The project will use classification modelling and explainable AI to identify changes in complexity and comorbidity categorisation over time, ensuring accurate cost pressure insights.

Machine Learning
Explainable AI
Author
Affiliation

Chris Todd

NHS England

The Medium-Term Activity Projections (MTAP) model produces a set of baseline activity and price-weighted contact projections to 2040/41 for NHS England for some types of activity. As part of the MTAP project, we want to provide insight into the cost pressure based on this projected activity. Modelling the absolute cost is not possible, so one widely used approach to modelling cost pressure is using cost or price ‘weights’ for distinct and specific activity types. Changes in the ratios of different activity types are captured by the sum of the weighted activity.

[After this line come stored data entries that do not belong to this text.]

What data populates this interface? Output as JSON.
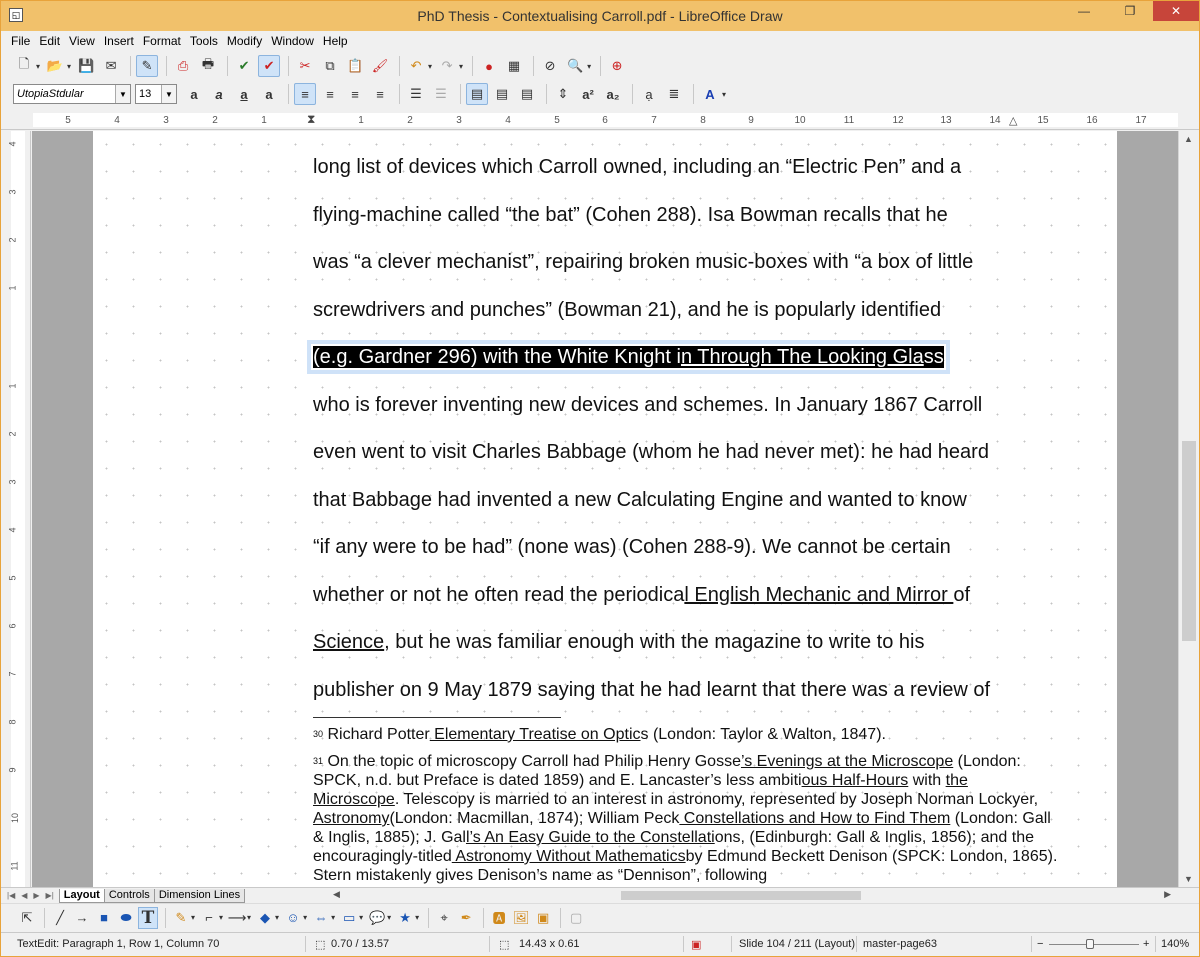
{
  "window": {
    "title": "PhD Thesis - Contextualising Carroll.pdf - LibreOffice Draw",
    "minimize": "—",
    "maximize": "❐",
    "close": "✕"
  },
  "menu": [
    "File",
    "Edit",
    "View",
    "Insert",
    "Format",
    "Tools",
    "Modify",
    "Window",
    "Help"
  ],
  "format_toolbar": {
    "font_name": "UtopiaStdular",
    "font_size": "13"
  },
  "ruler": {
    "h_ticks": [
      "5",
      "4",
      "3",
      "2",
      "1",
      "1",
      "2",
      "3",
      "4",
      "5",
      "6",
      "7",
      "8",
      "9",
      "10",
      "11",
      "12",
      "13",
      "14",
      "15",
      "16",
      "17"
    ],
    "v_ticks": [
      "4",
      "3",
      "2",
      "1",
      "1",
      "2",
      "3",
      "4",
      "5",
      "6",
      "7",
      "8",
      "9",
      "10",
      "11"
    ]
  },
  "document": {
    "lines": [
      "long list of devices which Carroll owned, including an “Electric Pen” and a",
      "flying-machine called “the bat” (Cohen 288). Isa Bowman recalls that he",
      "was “a clever mechanist”, repairing broken music-boxes with “a box of little",
      "screwdrivers and punches” (Bowman 21), and he is popularly identified"
    ],
    "selected_a": "(e.g. Gardner 296) with the White Knight i",
    "selected_b": "n Through The Looking Gla",
    "selected_c": "s",
    "selected_d": "s",
    "lines_after": [
      "who is forever inventing new devices and schemes. In January 1867 Carroll",
      "even went to visit Charles Babbage (whom he had never met): he had heard",
      "that Babbage had invented a new Calculating Engine and wanted to know",
      "“if any were to be had” (none was) (Cohen 288-9). We cannot be certain"
    ],
    "line_periodical_a": "whether or not he often read the periodica",
    "line_periodical_b": "l English Mechanic and Mirror ",
    "line_periodical_c": "of",
    "line_science_a": "Science",
    "line_science_b": ", but he was familiar enough with the magazine to write to his",
    "line_last": "publisher on 9 May 1879 saying that he had learnt that there was a review of",
    "fn30_num": "30",
    "fn30_a": " Richard Potter",
    "fn30_b": " Elementary Treatise on Optic",
    "fn30_c": "s (London: Taylor & Walton, 1847).",
    "fn31_num": "31",
    "fn31_a": " On the topic of microscopy Carroll had Philip Henry Gosse",
    "fn31_b": "’s Evenings at the Microscope",
    "fn31_c": " (London: SPCK, n.d. but Preface is dated 1859) and E. Lancaster’s less ambiti",
    "fn31_d": "ous Half-Hours",
    "fn31_e": " with ",
    "fn31_f": "the Microscope",
    "fn31_g": ". Telescopy is married to an interest in astronomy, represented by Joseph Norman Lockyer,",
    "fn31_h": " Astronomy",
    "fn31_i": "(London: Macmillan, 1874); William Peck",
    "fn31_j": " Constellations and How to Find Them",
    "fn31_k": " (London: Gall & Inglis, 1885); J. Gal",
    "fn31_l": "l’s An Easy Guide to the Constellati",
    "fn31_m": "ons, (Edinburgh: Gall & Inglis, 1856); and the encouragingly-titled",
    "fn31_n": " Astronomy Without Mathematics",
    "fn31_o": "by Edmund Beckett Denison (SPCK: London, 1865). Stern mistakenly gives Denison’s name as “Dennison”, following"
  },
  "tabs": [
    "Layout",
    "Controls",
    "Dimension Lines"
  ],
  "status": {
    "text_edit": "TextEdit: Paragraph 1, Row 1, Column 70",
    "position": "0.70 / 13.57",
    "size": "14.43 x 0.61",
    "slide": "Slide 104 / 211 (Layout)",
    "master": "master-page63",
    "zoom_minus": "−",
    "zoom_plus": "+",
    "zoom": "140%"
  }
}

Healthcare Resource Group (HRG) codes are used in the NHS to categorise types of inpatient activity by assigning one of around 3,000 5-digit codes. The first 4 digits indicate the primary treatment or reason for care, e.g. primary hip replacement, and the 5th digit capturing complexity and comorbidities through the recording of secondary diagnoses. However, in recent years there has been a huge increase in the recording of secondary diagnoses with the introduction of Electronic Patient Records (EPR), but there is a hypothesis that this change does not represent a real increase in patient co-morbidity, and ‘coding creep’ is present.

To deal with this, National Cost Collection (previously known as Reference Costs) data is used to look at the relationship over time between the proportion of activity in each complexity category (the 5th character of the HRG) and the change in the average relative cost of each HRG. The hypothesis is that if increases in the proportion of more complex patients are real, then this should not lead to a reduction in the average relative cost of those HRG.

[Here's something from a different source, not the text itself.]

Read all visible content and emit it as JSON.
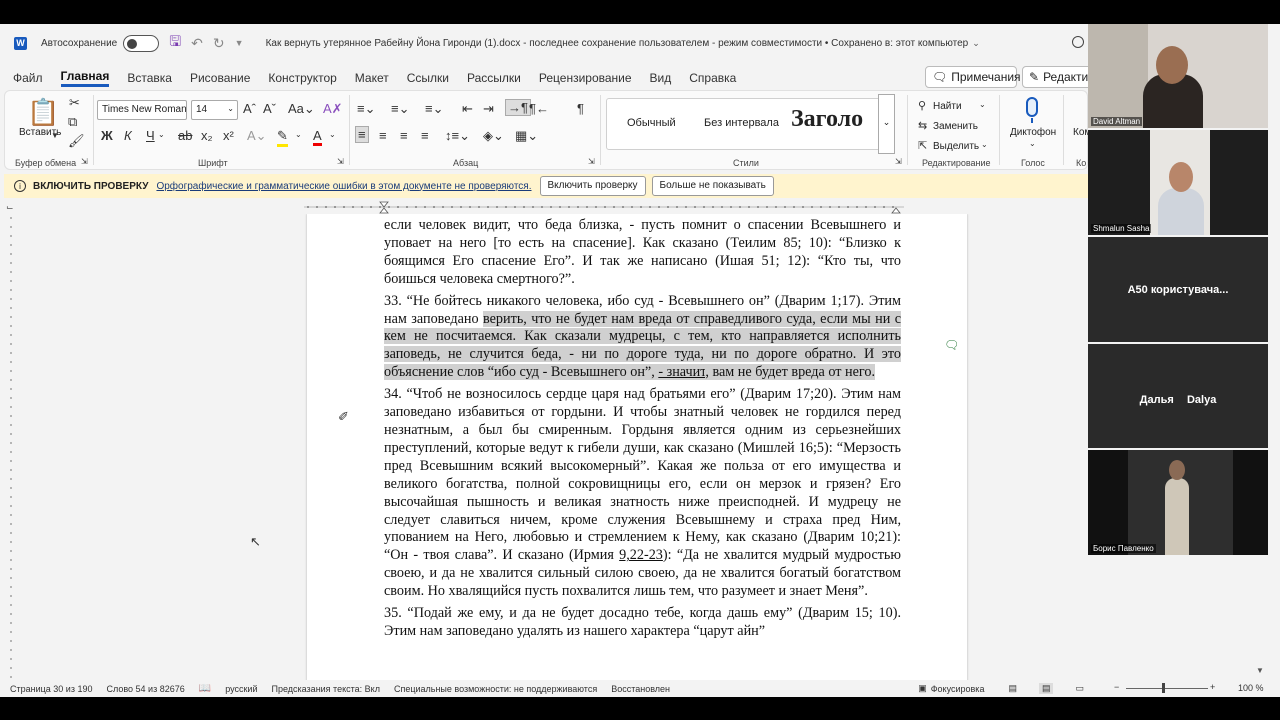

This research project proposes to identify whether the key factors influencing the complexity and comorbidity categorisation (CCC) have changed over time by:

  1. Training a classification model to predict CCCs, using secondary diagnoses in the patient records as input features. The model will be trained on data for a given year, e.g. 2016/17, and the model performance for other time periods (e.g. 2022/23) will be compared. A significant change in performance may indicate that the factors influencing CCC have changed. If the 2016/17 performance gradually decreases over time as the use of EPR have been increasing, it could support the coding drift hypothesis.

  2. Using explainable AI methods to identify the key factors driving classification in two time periods to assess if there has been a significant change.

  3. Use classification modelling approach to identify the key factors driving the prediction of HRG CCC and actual costs using National Cost Collection data over a given time period. If the HRG codes are reflective of reality, features should have similar relative importance in each model.